A product manufacturer is subject to strict liability to a claimant if the claimant’s harm was proximately caused by the fact that the product was not reasonably safe in construction or not reasonably safe because it did not conform to the manufacturer’s [*9] express warranty or to the implied warranties under Title 62A RCW.

(a) A product is not reasonably safe in construction if, when the product left the control of the manufacturer, the product deviated in some material way from the design specifications or performance standards of the manufacturer, or deviated in some material way from otherwise identical units of the same product line.

The standard of manufacturing in this case was simple proof that the product was not reasonable safe. That is a very low standard to be proved by the plaintiff.

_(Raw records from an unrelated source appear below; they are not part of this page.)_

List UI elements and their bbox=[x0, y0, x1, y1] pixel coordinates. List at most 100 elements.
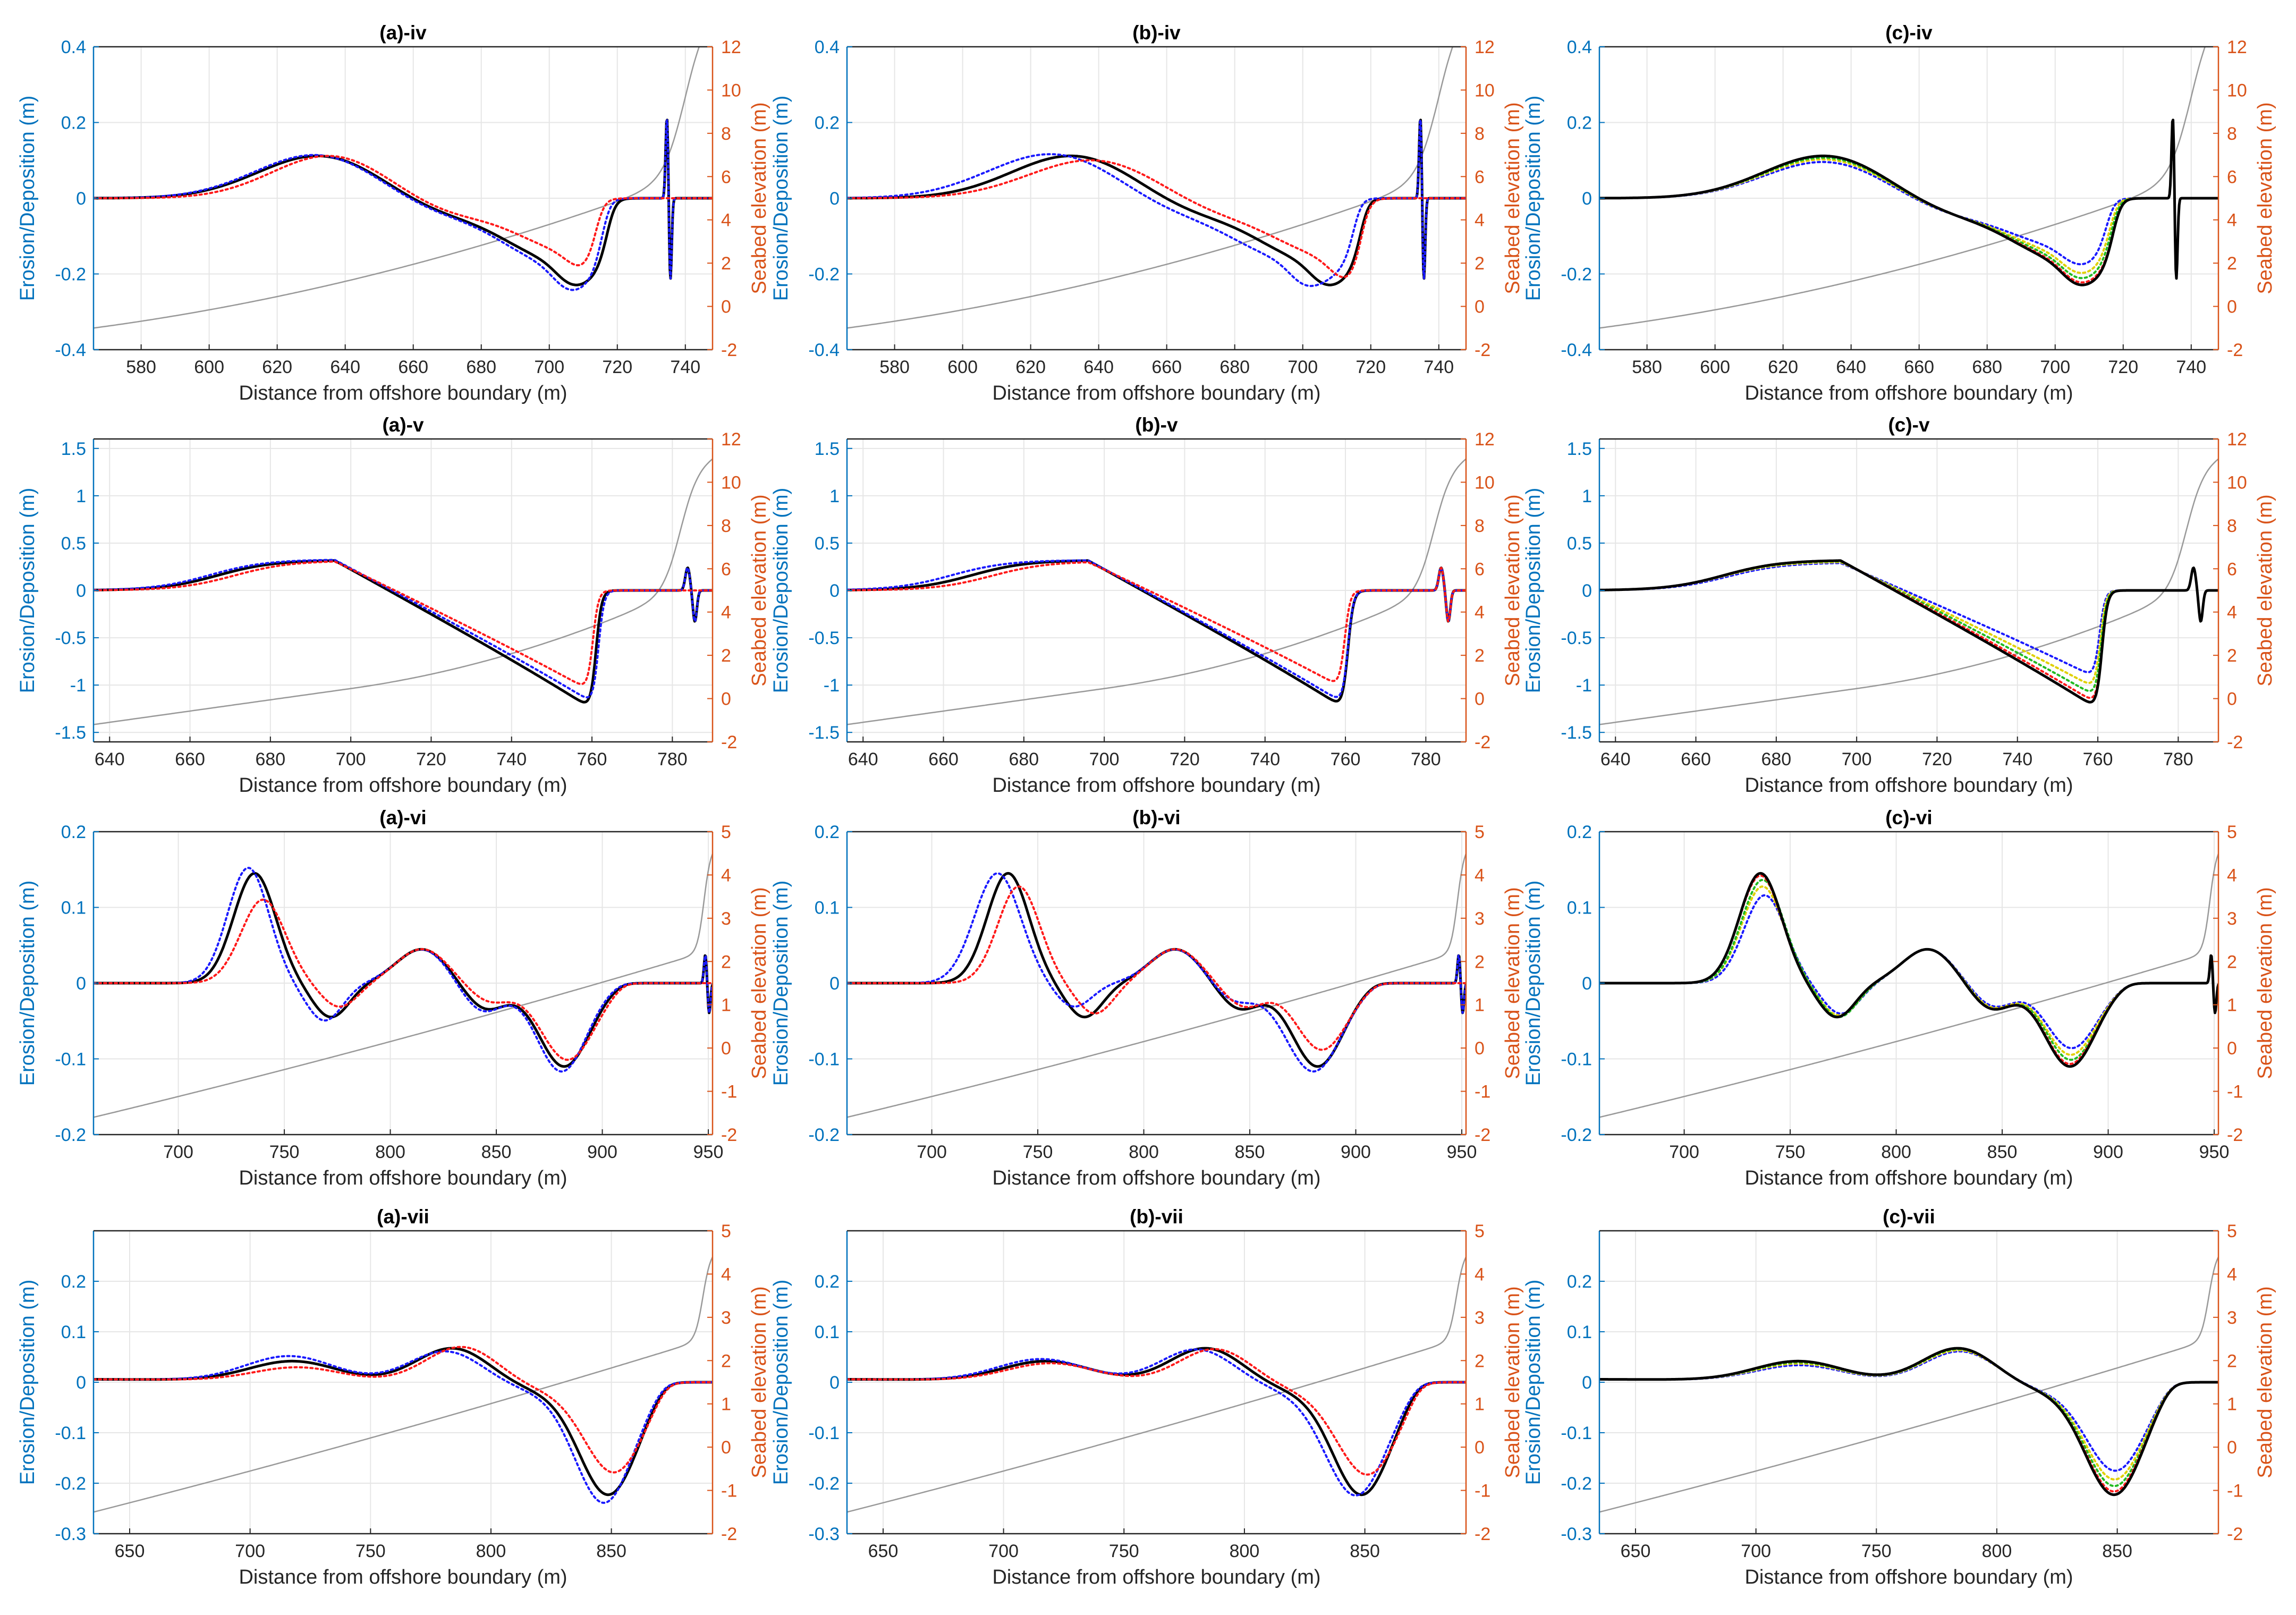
x-axis-label: Distance from offshore boundary (m) bbox=[1744, 1566, 2073, 1588]
y-tick-label: 0 bbox=[1582, 1373, 1592, 1393]
y2-tick-label: 12 bbox=[721, 37, 741, 57]
y2-tick-label: 2 bbox=[2227, 646, 2237, 666]
x-tick-label: 680 bbox=[1972, 357, 2002, 377]
y-tick-label: -0.4 bbox=[808, 340, 840, 360]
y2-tick-label: 3 bbox=[1475, 909, 1485, 929]
y2-tick-label: -2 bbox=[1475, 1524, 1490, 1544]
subplot-title: (c)-vii bbox=[1883, 1206, 1935, 1228]
x-axis-label: Distance from offshore boundary (m) bbox=[239, 774, 567, 797]
y-tick-label: 0.1 bbox=[1567, 898, 1592, 918]
y-tick-label: 1 bbox=[76, 486, 86, 506]
x-tick-label: 950 bbox=[2199, 1142, 2230, 1162]
x-tick-label: 760 bbox=[2083, 749, 2113, 770]
x-tick-label: 850 bbox=[1235, 1142, 1265, 1162]
x-tick-label: 640 bbox=[848, 749, 878, 770]
x-tick-label: 720 bbox=[1170, 749, 1200, 770]
y2-tick-label: 2 bbox=[1475, 952, 1485, 972]
x-tick-label: 640 bbox=[1836, 357, 1866, 377]
subplot-title: (c)-v bbox=[1888, 414, 1930, 436]
y2-tick-label: 0 bbox=[1475, 689, 1485, 709]
grid bbox=[94, 1231, 713, 1534]
y2-tick-label: 2 bbox=[721, 253, 731, 274]
series-black-line bbox=[1599, 119, 2218, 286]
plot-lines bbox=[847, 853, 1466, 1118]
y-tick-label: -0.3 bbox=[55, 1524, 86, 1544]
x-tick-label: 680 bbox=[1009, 749, 1039, 770]
y-axis-label-right: Seabed elevation (m) bbox=[1502, 887, 1524, 1079]
y-tick-label: -1 bbox=[1576, 675, 1592, 696]
y-tick-label: 0.2 bbox=[1567, 822, 1592, 842]
y2-tick-label: 2 bbox=[721, 1351, 731, 1371]
y-tick-label: -0.1 bbox=[808, 1423, 840, 1443]
y-tick-label: 0.5 bbox=[815, 534, 840, 554]
subplot-c-vi: 700 750 800 850 900 950 -0.2 -0.1 0 0.1 0.2 -2 -1 0 1 2… bbox=[1522, 807, 2276, 1189]
x-tick-label: 850 bbox=[481, 1142, 512, 1162]
series-black-line bbox=[1599, 872, 2218, 1068]
x-tick-label: 800 bbox=[1982, 1541, 2012, 1561]
y-tick-label: -0.4 bbox=[1561, 340, 1592, 360]
x-tick-label: 700 bbox=[1741, 1541, 1771, 1561]
x-tick-label: 650 bbox=[1621, 1541, 1651, 1561]
x-tick-label: 800 bbox=[375, 1142, 405, 1162]
x-tick-label: 800 bbox=[476, 1541, 506, 1561]
y2-tick-label: 10 bbox=[2227, 472, 2247, 493]
plot-lines bbox=[847, 1256, 1466, 1513]
y-axis-label-right: Seabed elevation (m) bbox=[748, 1286, 770, 1478]
y-tick-label: -0.2 bbox=[808, 1125, 840, 1145]
y2-tick-label: 10 bbox=[2227, 80, 2247, 100]
x-tick-label: 720 bbox=[1355, 357, 1386, 377]
x-tick-label: 750 bbox=[1775, 1142, 1806, 1162]
y-tick-label: 0 bbox=[1582, 974, 1592, 994]
x-tick-label: 660 bbox=[1904, 357, 1934, 377]
x-axis-label: Distance from offshore boundary (m) bbox=[992, 382, 1320, 404]
y2-tick-label: 0 bbox=[1475, 1038, 1485, 1059]
y-tick-label: 0.2 bbox=[61, 113, 86, 133]
x-tick-label: 850 bbox=[1987, 1142, 2018, 1162]
x-axis-label: Distance from offshore boundary (m) bbox=[992, 1167, 1320, 1189]
subplot-a-iv: 580 600 620 640 660 680 700 720 740-0.4-0.200.20… bbox=[16, 22, 770, 404]
x-tick-label: 660 bbox=[1681, 749, 1711, 770]
series-blue-line bbox=[847, 872, 1466, 1073]
y-tick-label: 0 bbox=[829, 974, 840, 994]
y-axis-label-left: Erosion/Deposition (m) bbox=[770, 488, 792, 693]
y-tick-label: 0.1 bbox=[61, 1322, 86, 1342]
y-tick-label: -0.2 bbox=[55, 265, 86, 285]
y2-tick-label: 1 bbox=[2227, 1394, 2237, 1415]
x-tick-label: 680 bbox=[1761, 749, 1791, 770]
x-tick-label: 580 bbox=[126, 357, 156, 377]
y-tick-label: -1.5 bbox=[1561, 723, 1592, 743]
y-axis-label-left: Erosion/Deposition (m) bbox=[770, 881, 792, 1086]
subplot-title: (c)-iv bbox=[1885, 22, 1933, 44]
subplot-c-v: 640 660 680 700 720 740 760 780-1.5-1-0.500.511… bbox=[1522, 414, 2276, 797]
x-tick-label: 740 bbox=[1424, 357, 1454, 377]
x-tick-label: 720 bbox=[416, 749, 446, 770]
x-tick-label: 600 bbox=[1700, 357, 1730, 377]
seabed-elevation-line bbox=[847, 458, 1466, 725]
y2-tick-label: 8 bbox=[721, 124, 731, 144]
y-tick-label: -0.2 bbox=[1561, 265, 1592, 285]
x-tick-label: 800 bbox=[1230, 1541, 1260, 1561]
y2-tick-label: 4 bbox=[1475, 865, 1485, 885]
y2-tick-label: -1 bbox=[721, 1481, 737, 1501]
x-tick-label: 660 bbox=[175, 749, 205, 770]
series-blue-line bbox=[94, 119, 713, 291]
y-axis-label-left: Erosion/Deposition (m) bbox=[16, 96, 39, 301]
seabed-elevation-line bbox=[94, 853, 713, 1118]
series-blue-line bbox=[847, 119, 1466, 288]
y2-tick-label: 4 bbox=[2227, 603, 2237, 623]
y-tick-label: -0.4 bbox=[55, 340, 86, 360]
y-tick-label: -1 bbox=[70, 675, 86, 696]
x-tick-label: 650 bbox=[115, 1541, 145, 1561]
x-tick-label: 740 bbox=[670, 357, 700, 377]
x-tick-label: 580 bbox=[879, 357, 910, 377]
y2-tick-label: -2 bbox=[1475, 1125, 1490, 1145]
series-red-line bbox=[847, 885, 1466, 1051]
series-black-line bbox=[847, 119, 1466, 286]
x-axis-label: Distance from offshore boundary (m) bbox=[1744, 382, 2073, 404]
plot-lines bbox=[94, 853, 713, 1118]
y-tick-label: -0.1 bbox=[808, 1050, 840, 1070]
plot-lines bbox=[1599, 458, 2218, 725]
y2-tick-label: 10 bbox=[721, 80, 741, 100]
y-axis-label-left: Erosion/Deposition (m) bbox=[1522, 488, 1545, 693]
x-tick-label: 660 bbox=[1151, 357, 1182, 377]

The plaintiff and defendant hired expert witnesses. The plaintiff’s expert witness opined that the front fork was not manufactured correctly. The plaintiff’s expert stated several specific issues with the fork that he found were the cause of the failure which caused the accident.

REI’s expert was not as specific in his findings from the way the Washington Appellate Court quoted him. The court quoted him using the following terms and phrases: “there is presently insufficient information to rule,” “the nature of the fracture was not determined” and “that additional laboratory testing should be conducted.” This hesitancy or non-specific language in the defendant’s expert witness report was grasped by the court as proof the expert witness of the plaintiff was correct.

So?
 
If you are a retailer you should understand the strict liability laws of your state to see how you are defined for products you brand with your name. In any case, you need to make sure that all products that come into your store are manufactured correctly and are not defective. In many cases, you may not be able to do that, such as the case a carbon fiber front fork.

If you are using third parties to manufacture products for your store you may want to have an agreement outlining the liability of the parties. You should also receive indemnification for product liability claims when you have no part of the manufacturing process. This means receiving more than a certificate of insurance. Most certificates of insurance simply prove the person providing the certificate has insurance. Not that the insurance policy is going to be available to use to pay claims.